All You Need Is Cash made its American television premiere on NBC on March 22, 1978, with a BBC2 debut slated for broadcast the following week. From the outset, Idle’s script framed the fictional band as a kind of predetermined cultural juggernaut. “The Rutles story is a legend,” Idle’s narrator proclaims. “A living legend. A legend that will live long after lots of other living legends have died. Tonight we are extremely proud to present the semi-legendary life story of the Prefab Four: Dirk, Nasty, Stig, and Barry, who made the sixties what they are today. The fabulous Rutles.” Echoing the derisive moniker associated with the Monkees, the concept of the Rutles as the “Prefab Four” offers a knowing pun on the notion of prefabrication, the cheap and often poorly constructed public housing associated with suburbia and the postwar boom.

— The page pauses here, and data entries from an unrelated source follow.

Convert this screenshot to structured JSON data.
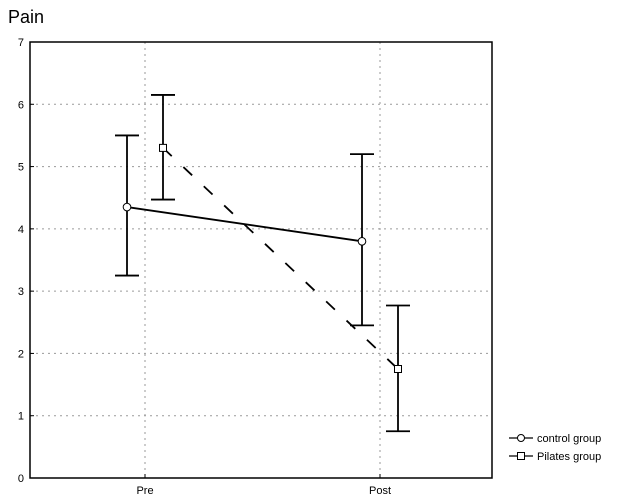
{
  "chart_data": {
    "type": "line",
    "title": "Pain",
    "xlabel": "",
    "ylabel": "",
    "categories": [
      "Pre",
      "Post"
    ],
    "ylim": [
      0,
      7
    ],
    "yticks": [
      "0",
      "1",
      "2",
      "3",
      "4",
      "5",
      "6",
      "7"
    ],
    "grid": true,
    "legend_position": "bottom-right, outside plot",
    "series": [
      {
        "name": "control group",
        "marker": "circle",
        "line_style": "solid",
        "values": [
          4.35,
          3.8
        ],
        "error_low": [
          3.25,
          2.45
        ],
        "error_high": [
          5.5,
          5.2
        ]
      },
      {
        "name": "Pilates group",
        "marker": "square",
        "line_style": "dashed",
        "values": [
          5.3,
          1.75
        ],
        "error_low": [
          4.47,
          0.75
        ],
        "error_high": [
          6.15,
          2.77
        ]
      }
    ]
  }
}
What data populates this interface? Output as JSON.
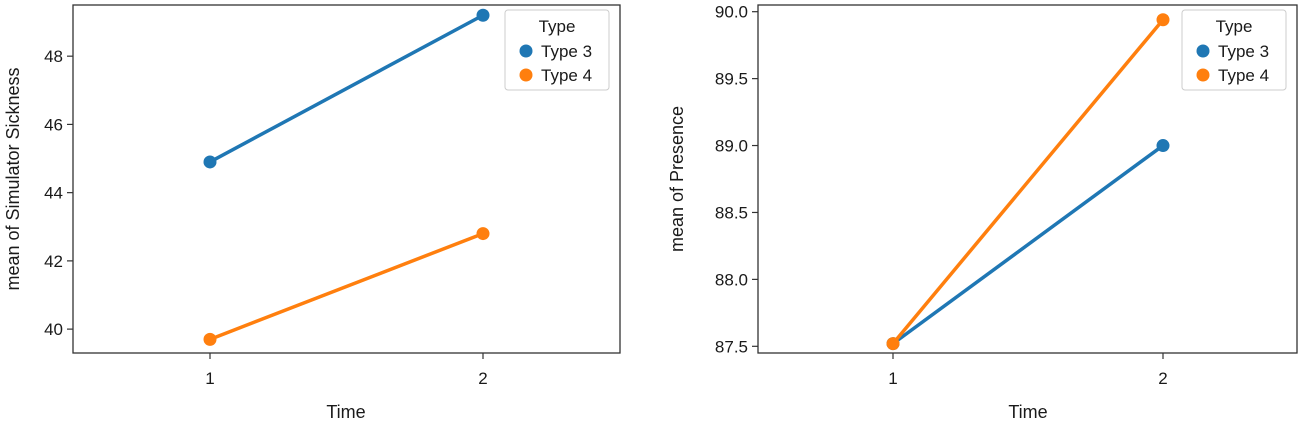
{
  "chart_data": [
    {
      "type": "line",
      "xlabel": "Time",
      "ylabel": "mean of Simulator Sickness",
      "categories": [
        "1",
        "2"
      ],
      "ylim": [
        39.3,
        49.5
      ],
      "yticks": [
        40,
        42,
        44,
        46,
        48
      ],
      "ytick_labels": [
        "40",
        "42",
        "44",
        "46",
        "48"
      ],
      "legend": {
        "title": "Type",
        "placement": "top-right"
      },
      "series": [
        {
          "name": "Type 3",
          "color": "#1f77b4",
          "values": [
            44.9,
            49.2
          ]
        },
        {
          "name": "Type 4",
          "color": "#ff7f0e",
          "values": [
            39.7,
            42.8
          ]
        }
      ]
    },
    {
      "type": "line",
      "xlabel": "Time",
      "ylabel": "mean of Presence",
      "categories": [
        "1",
        "2"
      ],
      "ylim": [
        87.45,
        90.05
      ],
      "yticks": [
        87.5,
        88.0,
        88.5,
        89.0,
        89.5,
        90.0
      ],
      "ytick_labels": [
        "87.5",
        "88.0",
        "88.5",
        "89.0",
        "89.5",
        "90.0"
      ],
      "legend": {
        "title": "Type",
        "placement": "top-right"
      },
      "series": [
        {
          "name": "Type 3",
          "color": "#1f77b4",
          "values": [
            87.52,
            89.0
          ]
        },
        {
          "name": "Type 4",
          "color": "#ff7f0e",
          "values": [
            87.52,
            89.94
          ]
        }
      ]
    }
  ]
}
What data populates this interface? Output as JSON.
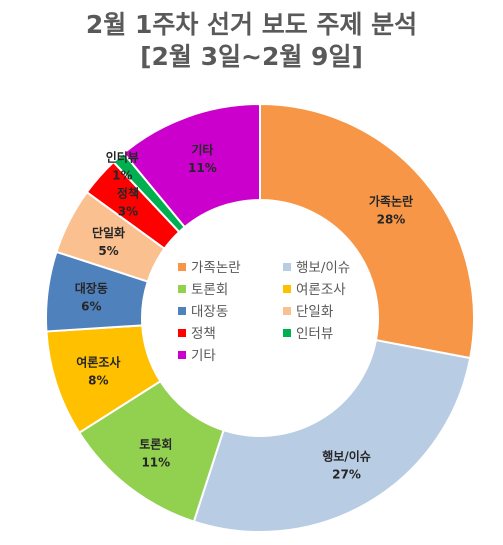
{
  "chart_data": {
    "type": "pie",
    "donut": true,
    "title_line1": "2월 1주차 선거 보도 주제 분석",
    "title_line2": "[2월 3일~2월 9일]",
    "categories": [
      "가족논란",
      "행보/이슈",
      "토론회",
      "여론조사",
      "대장동",
      "단일화",
      "정책",
      "인터뷰",
      "기타"
    ],
    "values": [
      28,
      27,
      11,
      8,
      6,
      5,
      3,
      1,
      11
    ],
    "value_labels": [
      "28%",
      "27%",
      "11%",
      "8%",
      "6%",
      "5%",
      "3%",
      "1%",
      "11%"
    ],
    "colors": [
      "#F79646",
      "#B8CCE4",
      "#92D050",
      "#FFC000",
      "#4F81BD",
      "#FAC090",
      "#FF0000",
      "#00B050",
      "#CC00CC"
    ],
    "legend_position": "center"
  }
}
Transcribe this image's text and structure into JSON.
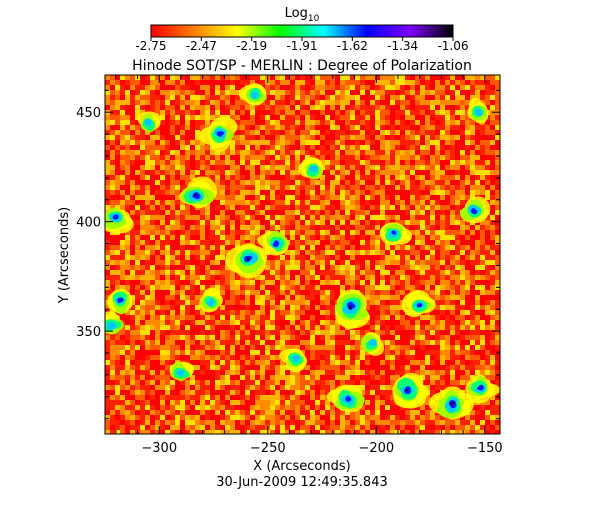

For all of Idle and Innes’s careful preparation and execution of the Rutles’ story, All You Need Is Cash was greeted with wide-scale audience disinterest in the United States. It scored a dismal Nielsen rating, clocking at number 65 out of the 65 American television programs that were assessed that week. By contrast, the soundtrack album sold widely, even netting a Grammy nomination. In the ensuing years, the Rutles have enjoyed a cult following for their songs. As with the band that they began mocking way back in 1978, it’s the music that matters in the end.